‘Everything is free online’ attitude
Image libraries now use recognition software — focusing on infringements has become one of their biggest revenue streams
Everyone wants everything for free these days. We’ve become accustomed to expect so much being offered to us online for free that we feel ripped off if we are actually asked to pay for something.
With so much free advice coming from free forums, free software to communicate with friends around the world for free, with free tools and free online services, we’ve eventually come to a point where we think the value of anything found online must be ‘gratis’. The Internet is a magic sweet-shop world where everything is free for us to take and use however we would like — right?
Wrong! Especially when it comes to images, the attitude of presuming it’s OK to take and reuse, and an assumption that something must be free, can land you in serious hot water and can be very costly.
Here’s some things to bear in mind if you are looking for images for your own website:
- Don’t do a Google image search and then reuse images you find for your own website — you have no idea whether an image found on the Internet has any copyright terms applied to it or not.
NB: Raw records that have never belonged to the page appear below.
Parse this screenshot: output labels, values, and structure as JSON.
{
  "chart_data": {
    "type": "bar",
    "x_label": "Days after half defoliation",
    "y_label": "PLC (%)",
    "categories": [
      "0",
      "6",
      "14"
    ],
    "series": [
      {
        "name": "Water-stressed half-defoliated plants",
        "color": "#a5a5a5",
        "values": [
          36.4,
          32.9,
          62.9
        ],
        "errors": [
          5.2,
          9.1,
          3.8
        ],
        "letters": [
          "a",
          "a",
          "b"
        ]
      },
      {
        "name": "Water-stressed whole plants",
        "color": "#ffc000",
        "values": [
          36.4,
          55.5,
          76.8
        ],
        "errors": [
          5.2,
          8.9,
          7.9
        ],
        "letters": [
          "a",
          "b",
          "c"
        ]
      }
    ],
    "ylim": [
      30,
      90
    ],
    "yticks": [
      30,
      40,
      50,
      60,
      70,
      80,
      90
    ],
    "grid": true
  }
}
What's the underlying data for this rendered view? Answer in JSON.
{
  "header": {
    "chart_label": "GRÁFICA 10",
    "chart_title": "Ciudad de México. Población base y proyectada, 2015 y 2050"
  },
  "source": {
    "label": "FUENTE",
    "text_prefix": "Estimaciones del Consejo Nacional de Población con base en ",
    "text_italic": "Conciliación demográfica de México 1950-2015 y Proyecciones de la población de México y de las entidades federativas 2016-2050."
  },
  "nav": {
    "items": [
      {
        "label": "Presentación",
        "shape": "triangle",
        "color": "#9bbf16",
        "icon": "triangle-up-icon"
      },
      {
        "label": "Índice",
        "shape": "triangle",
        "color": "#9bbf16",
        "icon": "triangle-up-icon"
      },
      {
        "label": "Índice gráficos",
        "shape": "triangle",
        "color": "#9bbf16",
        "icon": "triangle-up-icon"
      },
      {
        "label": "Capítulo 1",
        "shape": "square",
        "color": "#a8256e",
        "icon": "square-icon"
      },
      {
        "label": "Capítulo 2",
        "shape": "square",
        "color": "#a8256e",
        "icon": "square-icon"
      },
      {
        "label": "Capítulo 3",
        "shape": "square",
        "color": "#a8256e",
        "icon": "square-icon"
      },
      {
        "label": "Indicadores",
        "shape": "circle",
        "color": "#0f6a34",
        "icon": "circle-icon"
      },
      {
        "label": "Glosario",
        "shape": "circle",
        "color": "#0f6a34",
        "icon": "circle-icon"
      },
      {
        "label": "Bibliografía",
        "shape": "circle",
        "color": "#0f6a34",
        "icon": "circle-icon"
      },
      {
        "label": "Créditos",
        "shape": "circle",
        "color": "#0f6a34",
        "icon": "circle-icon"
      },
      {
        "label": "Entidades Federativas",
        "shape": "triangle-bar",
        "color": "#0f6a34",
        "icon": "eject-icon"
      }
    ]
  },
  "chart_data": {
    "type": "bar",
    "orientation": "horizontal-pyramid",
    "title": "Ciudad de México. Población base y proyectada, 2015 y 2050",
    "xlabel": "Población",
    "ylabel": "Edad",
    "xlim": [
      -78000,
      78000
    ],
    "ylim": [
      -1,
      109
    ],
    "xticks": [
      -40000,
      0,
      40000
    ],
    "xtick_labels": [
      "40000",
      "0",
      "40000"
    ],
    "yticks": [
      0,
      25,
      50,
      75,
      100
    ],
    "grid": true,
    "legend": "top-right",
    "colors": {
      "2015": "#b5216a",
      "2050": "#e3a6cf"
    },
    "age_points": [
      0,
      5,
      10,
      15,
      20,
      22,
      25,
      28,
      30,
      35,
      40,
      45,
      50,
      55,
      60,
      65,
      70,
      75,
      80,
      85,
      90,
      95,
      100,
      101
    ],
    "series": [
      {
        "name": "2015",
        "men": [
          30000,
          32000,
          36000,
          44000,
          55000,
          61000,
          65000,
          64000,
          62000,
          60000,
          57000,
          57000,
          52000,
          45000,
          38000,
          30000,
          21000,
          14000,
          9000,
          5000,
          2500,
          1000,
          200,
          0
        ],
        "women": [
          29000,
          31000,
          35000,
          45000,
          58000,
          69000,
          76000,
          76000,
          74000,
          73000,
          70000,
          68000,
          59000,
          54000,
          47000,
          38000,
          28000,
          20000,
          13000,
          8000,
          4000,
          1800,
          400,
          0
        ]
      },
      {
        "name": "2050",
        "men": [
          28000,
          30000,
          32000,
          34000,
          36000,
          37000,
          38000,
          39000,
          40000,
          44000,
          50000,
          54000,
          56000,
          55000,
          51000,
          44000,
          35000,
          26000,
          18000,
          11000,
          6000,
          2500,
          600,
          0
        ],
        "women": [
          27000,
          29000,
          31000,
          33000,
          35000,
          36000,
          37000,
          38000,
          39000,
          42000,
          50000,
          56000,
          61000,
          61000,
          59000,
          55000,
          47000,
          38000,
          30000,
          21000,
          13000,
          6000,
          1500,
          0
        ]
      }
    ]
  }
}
How do you know the image doesn’t belong to Getty or some other expensive image library? You’ll probably only know when they come after you wanting a few thousand pounds in compensation.
- Read terms and conditions — Many free image libraries, claim to be ‘free’ but if you read the small print you’ll see that they are available to use for non-commercial means, and they are not to be used to advertise services or products.
- Using your own images is a great idea, but make sure anyone featured in your photographs knows how you plan to use them and is okay what that, if you can, get their permission in writing.
Small price for peace of mind
We prefer to use Stock Photography from commercial image libraries such as Shutterstock for own website and our clients projects. Though not massively expensive to purchase, the time spent sourcing appropriate images should not be underestimated.
When you do purchase Stock Photography, try and get the largest resolution format or image dimensions that you can. Using an image exclusively on your website is one thing, but if later on you can reuse that image for print or elsewhere within your marketing, you’ll be really pleased you got a good size version which was suitable for print too.